BEAST creators develop new SSL attack
Security researchers Juliano Rizzo and Thai Duong – who released details of an attack on SSL/TLS last year, along with a tool called BEAST – are preparing to present a new attack on SSL/TLS at the Ekoparty Security Conference in Argentina later this month, according to Threatpost. The new attack has been given the name CRIME by the researchers.
The cipher suite doesn't matter, say the researchers, noting that one workaround for BEAST attacks was to switch from AES to RC4, but for CRIME that isn't important. The feature that CRIME is leveraging for its attack has, they say, not been a major subject for security research in the past, but for the attack to work it must be supported at the client and server.
Both Mozilla's Firefox and Google's Chrome web browsers are vulnerable to the attack, but the researchers say that both vendors have patches created to fix the problem that will be available in a few weeks.
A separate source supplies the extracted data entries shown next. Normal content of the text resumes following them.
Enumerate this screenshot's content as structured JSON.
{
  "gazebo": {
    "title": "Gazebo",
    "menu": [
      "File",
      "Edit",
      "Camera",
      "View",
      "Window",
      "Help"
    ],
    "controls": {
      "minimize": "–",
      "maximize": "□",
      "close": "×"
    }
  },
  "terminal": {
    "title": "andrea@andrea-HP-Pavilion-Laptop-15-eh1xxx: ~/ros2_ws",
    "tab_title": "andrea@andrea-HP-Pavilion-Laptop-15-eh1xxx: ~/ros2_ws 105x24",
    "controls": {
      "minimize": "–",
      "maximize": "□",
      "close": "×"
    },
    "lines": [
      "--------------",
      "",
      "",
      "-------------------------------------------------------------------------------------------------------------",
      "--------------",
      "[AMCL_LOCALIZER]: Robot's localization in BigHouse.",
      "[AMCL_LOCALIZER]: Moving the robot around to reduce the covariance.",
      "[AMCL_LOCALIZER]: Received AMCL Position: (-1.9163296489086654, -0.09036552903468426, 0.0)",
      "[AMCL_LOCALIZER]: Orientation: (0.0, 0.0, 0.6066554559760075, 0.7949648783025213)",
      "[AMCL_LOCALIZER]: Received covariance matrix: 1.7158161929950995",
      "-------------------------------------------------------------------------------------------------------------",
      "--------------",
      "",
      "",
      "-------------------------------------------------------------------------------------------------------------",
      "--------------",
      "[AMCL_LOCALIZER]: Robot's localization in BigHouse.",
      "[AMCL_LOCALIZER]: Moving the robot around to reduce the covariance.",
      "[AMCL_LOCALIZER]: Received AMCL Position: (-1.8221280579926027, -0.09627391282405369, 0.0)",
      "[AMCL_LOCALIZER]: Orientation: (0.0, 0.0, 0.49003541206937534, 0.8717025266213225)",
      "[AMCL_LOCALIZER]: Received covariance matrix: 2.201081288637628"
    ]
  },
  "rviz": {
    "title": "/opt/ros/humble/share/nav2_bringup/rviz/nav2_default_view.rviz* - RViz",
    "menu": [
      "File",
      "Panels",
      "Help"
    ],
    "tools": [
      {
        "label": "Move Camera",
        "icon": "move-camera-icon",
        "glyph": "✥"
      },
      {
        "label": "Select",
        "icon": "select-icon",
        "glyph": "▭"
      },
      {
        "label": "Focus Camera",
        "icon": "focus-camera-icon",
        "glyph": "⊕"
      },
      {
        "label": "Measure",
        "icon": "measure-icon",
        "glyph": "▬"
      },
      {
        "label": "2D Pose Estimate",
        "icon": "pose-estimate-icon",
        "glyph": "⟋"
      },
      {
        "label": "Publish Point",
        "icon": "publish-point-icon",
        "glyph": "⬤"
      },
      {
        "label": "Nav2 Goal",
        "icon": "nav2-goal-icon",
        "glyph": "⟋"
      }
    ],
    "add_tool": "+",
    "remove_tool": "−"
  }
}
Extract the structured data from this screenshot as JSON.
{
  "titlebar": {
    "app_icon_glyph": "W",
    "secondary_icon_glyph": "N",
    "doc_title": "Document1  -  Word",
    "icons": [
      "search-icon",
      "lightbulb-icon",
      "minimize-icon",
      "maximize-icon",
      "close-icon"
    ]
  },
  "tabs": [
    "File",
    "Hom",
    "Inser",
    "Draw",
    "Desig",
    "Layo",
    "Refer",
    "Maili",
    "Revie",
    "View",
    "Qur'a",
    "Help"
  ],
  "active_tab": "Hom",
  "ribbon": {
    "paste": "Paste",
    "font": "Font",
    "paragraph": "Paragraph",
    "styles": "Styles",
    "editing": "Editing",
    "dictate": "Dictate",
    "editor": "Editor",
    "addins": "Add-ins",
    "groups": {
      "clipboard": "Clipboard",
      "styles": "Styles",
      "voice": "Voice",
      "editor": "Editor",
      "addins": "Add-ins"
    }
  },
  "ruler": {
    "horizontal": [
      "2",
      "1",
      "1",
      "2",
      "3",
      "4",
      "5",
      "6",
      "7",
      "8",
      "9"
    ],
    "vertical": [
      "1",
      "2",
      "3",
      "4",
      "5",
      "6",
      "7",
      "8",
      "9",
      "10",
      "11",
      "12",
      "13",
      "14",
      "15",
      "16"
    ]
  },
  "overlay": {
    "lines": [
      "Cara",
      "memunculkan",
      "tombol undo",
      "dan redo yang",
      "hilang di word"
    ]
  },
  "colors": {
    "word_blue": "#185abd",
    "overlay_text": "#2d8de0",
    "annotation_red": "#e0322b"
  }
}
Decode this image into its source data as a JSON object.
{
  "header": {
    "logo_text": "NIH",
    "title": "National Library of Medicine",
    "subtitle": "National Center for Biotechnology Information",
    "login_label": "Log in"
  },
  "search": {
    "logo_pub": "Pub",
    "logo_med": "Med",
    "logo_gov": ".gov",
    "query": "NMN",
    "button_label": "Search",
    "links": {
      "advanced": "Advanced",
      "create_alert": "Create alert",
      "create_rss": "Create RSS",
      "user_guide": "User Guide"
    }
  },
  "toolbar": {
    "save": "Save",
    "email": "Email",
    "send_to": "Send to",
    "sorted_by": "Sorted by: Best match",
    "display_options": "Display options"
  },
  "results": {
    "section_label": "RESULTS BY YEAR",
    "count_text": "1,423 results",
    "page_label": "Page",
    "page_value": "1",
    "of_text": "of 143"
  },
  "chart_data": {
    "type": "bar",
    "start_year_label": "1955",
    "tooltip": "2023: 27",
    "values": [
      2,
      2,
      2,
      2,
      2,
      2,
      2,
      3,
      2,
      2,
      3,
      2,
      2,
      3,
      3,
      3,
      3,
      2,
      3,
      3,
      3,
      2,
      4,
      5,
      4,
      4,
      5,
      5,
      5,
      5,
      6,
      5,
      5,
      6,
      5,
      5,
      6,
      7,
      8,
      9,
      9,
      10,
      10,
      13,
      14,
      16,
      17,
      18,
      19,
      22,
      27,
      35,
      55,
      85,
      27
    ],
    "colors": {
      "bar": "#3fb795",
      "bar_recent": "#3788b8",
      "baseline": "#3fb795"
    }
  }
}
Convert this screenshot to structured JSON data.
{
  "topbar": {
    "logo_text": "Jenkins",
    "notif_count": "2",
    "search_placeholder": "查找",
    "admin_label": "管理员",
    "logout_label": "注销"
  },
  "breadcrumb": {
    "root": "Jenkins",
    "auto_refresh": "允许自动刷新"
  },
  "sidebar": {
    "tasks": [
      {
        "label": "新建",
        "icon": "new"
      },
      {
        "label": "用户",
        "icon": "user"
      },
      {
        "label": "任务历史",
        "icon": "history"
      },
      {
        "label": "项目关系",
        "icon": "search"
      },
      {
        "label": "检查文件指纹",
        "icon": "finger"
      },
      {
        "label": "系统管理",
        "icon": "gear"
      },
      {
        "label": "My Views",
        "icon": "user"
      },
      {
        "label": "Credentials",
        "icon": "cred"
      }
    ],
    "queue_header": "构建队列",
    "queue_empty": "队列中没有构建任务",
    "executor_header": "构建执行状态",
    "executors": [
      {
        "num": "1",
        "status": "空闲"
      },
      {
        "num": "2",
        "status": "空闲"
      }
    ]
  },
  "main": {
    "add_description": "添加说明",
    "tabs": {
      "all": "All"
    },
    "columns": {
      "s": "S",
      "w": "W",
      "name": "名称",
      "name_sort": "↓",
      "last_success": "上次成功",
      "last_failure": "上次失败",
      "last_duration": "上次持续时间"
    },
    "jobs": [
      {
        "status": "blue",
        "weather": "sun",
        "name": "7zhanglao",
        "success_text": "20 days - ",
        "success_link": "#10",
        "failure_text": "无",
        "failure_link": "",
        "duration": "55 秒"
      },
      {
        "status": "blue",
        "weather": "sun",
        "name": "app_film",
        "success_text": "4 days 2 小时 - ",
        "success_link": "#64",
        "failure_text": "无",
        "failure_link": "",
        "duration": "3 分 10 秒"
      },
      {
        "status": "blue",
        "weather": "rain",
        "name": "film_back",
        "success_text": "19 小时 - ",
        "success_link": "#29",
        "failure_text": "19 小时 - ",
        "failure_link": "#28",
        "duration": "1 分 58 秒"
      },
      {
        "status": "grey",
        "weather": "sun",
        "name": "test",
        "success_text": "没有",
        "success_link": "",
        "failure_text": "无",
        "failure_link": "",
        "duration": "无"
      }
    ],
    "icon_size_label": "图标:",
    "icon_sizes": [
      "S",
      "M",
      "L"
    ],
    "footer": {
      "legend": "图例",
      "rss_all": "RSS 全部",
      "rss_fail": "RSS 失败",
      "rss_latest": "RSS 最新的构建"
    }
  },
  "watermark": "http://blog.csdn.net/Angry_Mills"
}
Although risks around implementing the feature have been "superficially discussed," the researchers say they haven't found any research showing how efficient an attack could be. Conventional attacks against SSL connections almost always run as an SSL man-in-the-middle where the attacker tries to offer fake certificates to his victim to break the encrypted end-to-end connection. This was not the case with BEAST (Browser Exploit Against SSL/TLS); in that case it succeeded by using special tricks to crack the encryption from within the victim's browser. It could extract cookies and decrypt cookies for PayPal in under ten minutes. CRIME is expected to follow in these pioneering footsteps.